Steelers Fans Wont Like Where This 2026 Debate Is Headed

J.J. Jansen casts doubt on Pittsburgh's future, hinting at more mediocrity ahead despite new leadership.

Carolina Panthers long snapper J.J. Jansen didn’t exactly sell the Pittsburgh Steelers as must-watch material during a recent appearance on the NFL Daily podcast.

Jansen talked about former teammate Aaron Rodgers and Steelers head coach Mike McCarthy, and while he said he believes the two will work well together again in Pittsburgh, he wasn’t buying into a big leap for the team in 2026.

“I just don’t know that the team’s all that interesting, especially when you consider that division’s also got the Bengals and the Ravens… I still feel like they are a 9-8 team,” Jansen said. “They’re going to beat some teams that they shouldn’t and they’re going to lose some games that they shouldn’t. I would certainly trust the ball in Aaron’s hand in the fourth quarter, but it’s just an uninteresting 9-8, 10-7, 7-10 kind of team for me.”

Jansen is entering his 18th NFL season and is the league’s longest-tenured active player. He’s also the Panthers’ all-time leader in games played with 277.

After signing with the Green Bay Packers as an undrafted free agent in 2008, he never got into a regular-season game there before eventually landing in Carolina. Even so, he was around during the early Aaron Rodgers-Mike McCarthy years in Green Bay.
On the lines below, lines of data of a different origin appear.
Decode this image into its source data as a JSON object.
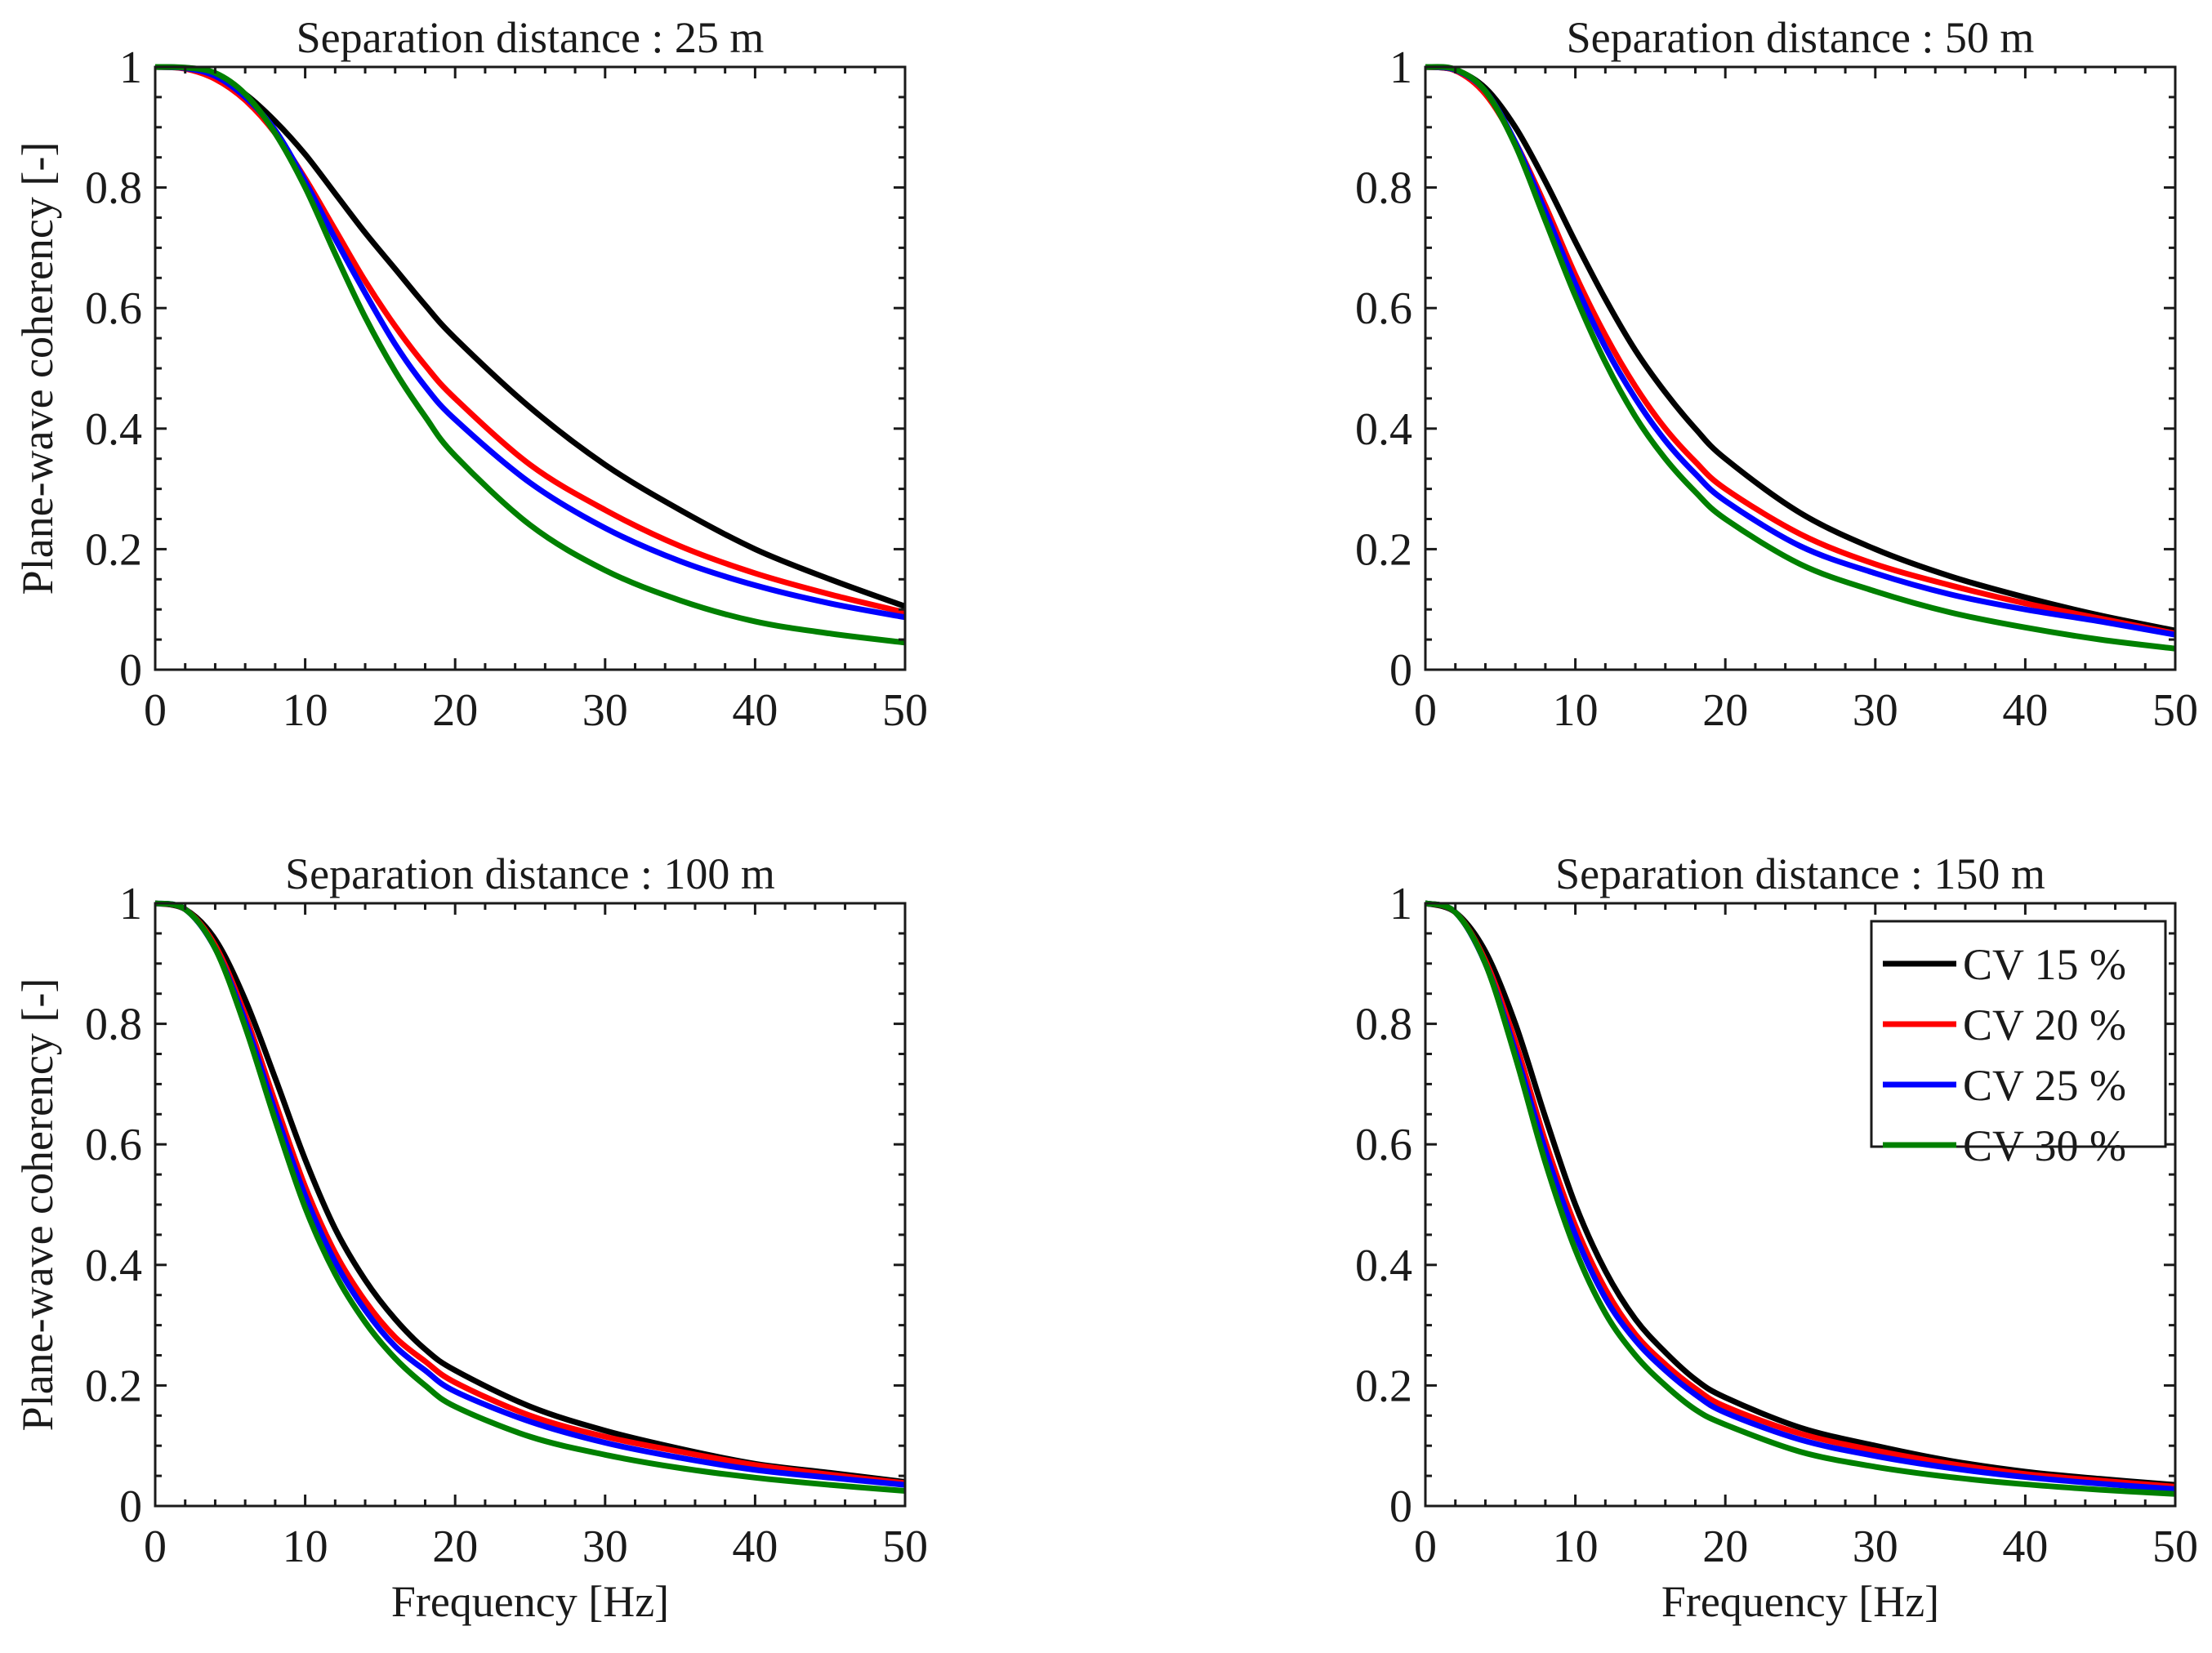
{
  "figure": {
    "series_names": [
      "CV 15 %",
      "CV 20 %",
      "CV 25 %",
      "CV 30 %"
    ],
    "series_colors": [
      "#000000",
      "#ff0000",
      "#0000ff",
      "#008000"
    ],
    "xlabel": "Frequency [Hz]",
    "ylabel": "Plane-wave coherency [-]"
  },
  "chart_data": [
    {
      "type": "line",
      "title": "Separation distance : 25 m",
      "xlabel": "",
      "ylabel": "Plane-wave coherency [-]",
      "xlim": [
        0,
        50
      ],
      "ylim": [
        0,
        1
      ],
      "xticks": [
        0,
        10,
        20,
        30,
        40,
        50
      ],
      "xtick_labels": [
        "0",
        "10",
        "20",
        "30",
        "40",
        "50"
      ],
      "yticks": [
        0,
        0.2,
        0.4,
        0.6,
        0.8,
        1
      ],
      "ytick_labels": [
        "0",
        "0.2",
        "0.4",
        "0.6",
        "0.8",
        "1"
      ],
      "grid": false,
      "legend": null,
      "x": [
        0,
        2,
        4,
        6,
        8,
        10,
        12,
        14,
        16,
        18,
        20,
        25,
        30,
        35,
        40,
        45,
        50
      ],
      "series": [
        {
          "name": "CV 15 %",
          "color": "#000000",
          "values": [
            1.0,
            0.998,
            0.985,
            0.955,
            0.91,
            0.855,
            0.79,
            0.725,
            0.665,
            0.605,
            0.55,
            0.435,
            0.34,
            0.265,
            0.2,
            0.15,
            0.105
          ]
        },
        {
          "name": "CV 20 %",
          "color": "#ff0000",
          "values": [
            1.0,
            0.997,
            0.98,
            0.945,
            0.89,
            0.815,
            0.73,
            0.645,
            0.57,
            0.505,
            0.45,
            0.34,
            0.265,
            0.205,
            0.16,
            0.125,
            0.095
          ]
        },
        {
          "name": "CV 25 %",
          "color": "#0000ff",
          "values": [
            1.0,
            0.998,
            0.985,
            0.95,
            0.895,
            0.81,
            0.715,
            0.625,
            0.54,
            0.47,
            0.415,
            0.31,
            0.235,
            0.18,
            0.14,
            0.11,
            0.087
          ]
        },
        {
          "name": "CV 30 %",
          "color": "#008000",
          "values": [
            1.0,
            0.999,
            0.99,
            0.955,
            0.89,
            0.8,
            0.69,
            0.585,
            0.495,
            0.42,
            0.355,
            0.24,
            0.165,
            0.115,
            0.08,
            0.06,
            0.045
          ]
        }
      ]
    },
    {
      "type": "line",
      "title": "Separation distance : 50 m",
      "xlabel": "",
      "ylabel": "",
      "xlim": [
        0,
        50
      ],
      "ylim": [
        0,
        1
      ],
      "xticks": [
        0,
        10,
        20,
        30,
        40,
        50
      ],
      "xtick_labels": [
        "0",
        "10",
        "20",
        "30",
        "40",
        "50"
      ],
      "yticks": [
        0,
        0.2,
        0.4,
        0.6,
        0.8,
        1
      ],
      "ytick_labels": [
        "0",
        "0.2",
        "0.4",
        "0.6",
        "0.8",
        "1"
      ],
      "grid": false,
      "legend": null,
      "x": [
        0,
        2,
        4,
        6,
        8,
        10,
        12,
        14,
        16,
        18,
        20,
        25,
        30,
        35,
        40,
        45,
        50
      ],
      "series": [
        {
          "name": "CV 15 %",
          "color": "#000000",
          "values": [
            1.0,
            0.995,
            0.965,
            0.9,
            0.81,
            0.71,
            0.615,
            0.53,
            0.46,
            0.4,
            0.35,
            0.26,
            0.2,
            0.155,
            0.12,
            0.09,
            0.065
          ]
        },
        {
          "name": "CV 20 %",
          "color": "#ff0000",
          "values": [
            1.0,
            0.994,
            0.955,
            0.875,
            0.77,
            0.655,
            0.555,
            0.47,
            0.4,
            0.345,
            0.3,
            0.225,
            0.175,
            0.14,
            0.11,
            0.085,
            0.06
          ]
        },
        {
          "name": "CV 25 %",
          "color": "#0000ff",
          "values": [
            1.0,
            0.995,
            0.96,
            0.875,
            0.76,
            0.64,
            0.535,
            0.45,
            0.38,
            0.325,
            0.28,
            0.205,
            0.16,
            0.125,
            0.1,
            0.08,
            0.058
          ]
        },
        {
          "name": "CV 30 %",
          "color": "#008000",
          "values": [
            1.0,
            0.996,
            0.96,
            0.87,
            0.745,
            0.62,
            0.51,
            0.42,
            0.35,
            0.295,
            0.25,
            0.175,
            0.13,
            0.095,
            0.07,
            0.05,
            0.035
          ]
        }
      ]
    },
    {
      "type": "line",
      "title": "Separation distance : 100 m",
      "xlabel": "Frequency [Hz]",
      "ylabel": "Plane-wave coherency [-]",
      "xlim": [
        0,
        50
      ],
      "ylim": [
        0,
        1
      ],
      "xticks": [
        0,
        10,
        20,
        30,
        40,
        50
      ],
      "xtick_labels": [
        "0",
        "10",
        "20",
        "30",
        "40",
        "50"
      ],
      "yticks": [
        0,
        0.2,
        0.4,
        0.6,
        0.8,
        1
      ],
      "ytick_labels": [
        "0",
        "0.2",
        "0.4",
        "0.6",
        "0.8",
        "1"
      ],
      "grid": false,
      "legend": null,
      "x": [
        0,
        2,
        4,
        6,
        8,
        10,
        12,
        14,
        16,
        18,
        20,
        25,
        30,
        35,
        40,
        45,
        50
      ],
      "series": [
        {
          "name": "CV 15 %",
          "color": "#000000",
          "values": [
            1.0,
            0.99,
            0.94,
            0.84,
            0.71,
            0.575,
            0.46,
            0.375,
            0.31,
            0.26,
            0.225,
            0.165,
            0.125,
            0.095,
            0.07,
            0.055,
            0.04
          ]
        },
        {
          "name": "CV 20 %",
          "color": "#ff0000",
          "values": [
            1.0,
            0.99,
            0.93,
            0.815,
            0.67,
            0.53,
            0.42,
            0.34,
            0.28,
            0.24,
            0.205,
            0.15,
            0.115,
            0.09,
            0.068,
            0.052,
            0.038
          ]
        },
        {
          "name": "CV 25 %",
          "color": "#0000ff",
          "values": [
            1.0,
            0.99,
            0.925,
            0.805,
            0.655,
            0.515,
            0.405,
            0.325,
            0.265,
            0.225,
            0.19,
            0.14,
            0.105,
            0.08,
            0.06,
            0.047,
            0.035
          ]
        },
        {
          "name": "CV 30 %",
          "color": "#008000",
          "values": [
            1.0,
            0.99,
            0.925,
            0.795,
            0.64,
            0.495,
            0.385,
            0.305,
            0.245,
            0.2,
            0.165,
            0.115,
            0.085,
            0.063,
            0.047,
            0.035,
            0.025
          ]
        }
      ]
    },
    {
      "type": "line",
      "title": "Separation distance : 150 m",
      "xlabel": "Frequency [Hz]",
      "ylabel": "",
      "xlim": [
        0,
        50
      ],
      "ylim": [
        0,
        1
      ],
      "xticks": [
        0,
        10,
        20,
        30,
        40,
        50
      ],
      "xtick_labels": [
        "0",
        "10",
        "20",
        "30",
        "40",
        "50"
      ],
      "yticks": [
        0,
        0.2,
        0.4,
        0.6,
        0.8,
        1
      ],
      "ytick_labels": [
        "0",
        "0.2",
        "0.4",
        "0.6",
        "0.8",
        "1"
      ],
      "grid": false,
      "legend": "top-right",
      "x": [
        0,
        2,
        4,
        6,
        8,
        10,
        12,
        14,
        16,
        18,
        20,
        25,
        30,
        35,
        40,
        45,
        50
      ],
      "series": [
        {
          "name": "CV 15 %",
          "color": "#000000",
          "values": [
            1.0,
            0.985,
            0.92,
            0.8,
            0.645,
            0.5,
            0.39,
            0.31,
            0.255,
            0.21,
            0.18,
            0.13,
            0.1,
            0.075,
            0.057,
            0.045,
            0.035
          ]
        },
        {
          "name": "CV 20 %",
          "color": "#ff0000",
          "values": [
            1.0,
            0.985,
            0.905,
            0.77,
            0.605,
            0.465,
            0.36,
            0.285,
            0.235,
            0.195,
            0.165,
            0.12,
            0.092,
            0.07,
            0.053,
            0.042,
            0.032
          ]
        },
        {
          "name": "CV 25 %",
          "color": "#0000ff",
          "values": [
            1.0,
            0.985,
            0.9,
            0.755,
            0.59,
            0.45,
            0.345,
            0.275,
            0.225,
            0.185,
            0.155,
            0.11,
            0.083,
            0.063,
            0.048,
            0.037,
            0.028
          ]
        },
        {
          "name": "CV 30 %",
          "color": "#008000",
          "values": [
            1.0,
            0.985,
            0.9,
            0.745,
            0.57,
            0.425,
            0.32,
            0.25,
            0.2,
            0.16,
            0.135,
            0.09,
            0.065,
            0.048,
            0.036,
            0.027,
            0.02
          ]
        }
      ]
    }
  ]
}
His projection lines up with the version of the Steelers fans have seen lately. Pittsburgh has finished with between nine and 10 wins in six of the last eight seasons, and the franchise hasn’t won a playoff game since the 2016 season, when it reached the AFC Championship Game before losing to the New England Patriots.

Mike Tomlin’s streak of never having a losing season has stayed intact, but the Steelers have still been stuck in that familiar middle ground: good enough to stay relevant, not good enough to break through.

That’s the gap Pittsburgh is trying to close with McCarthy. The hope is that a new voice, plus the Rodgers reunion, can push the team past the cycle of solid regular seasons that end without a postseason breakthrough.

Whether that actually happens is the big question now, especially with Rodgers seemingly headed for what could be the final stop of his Hall of Fame career.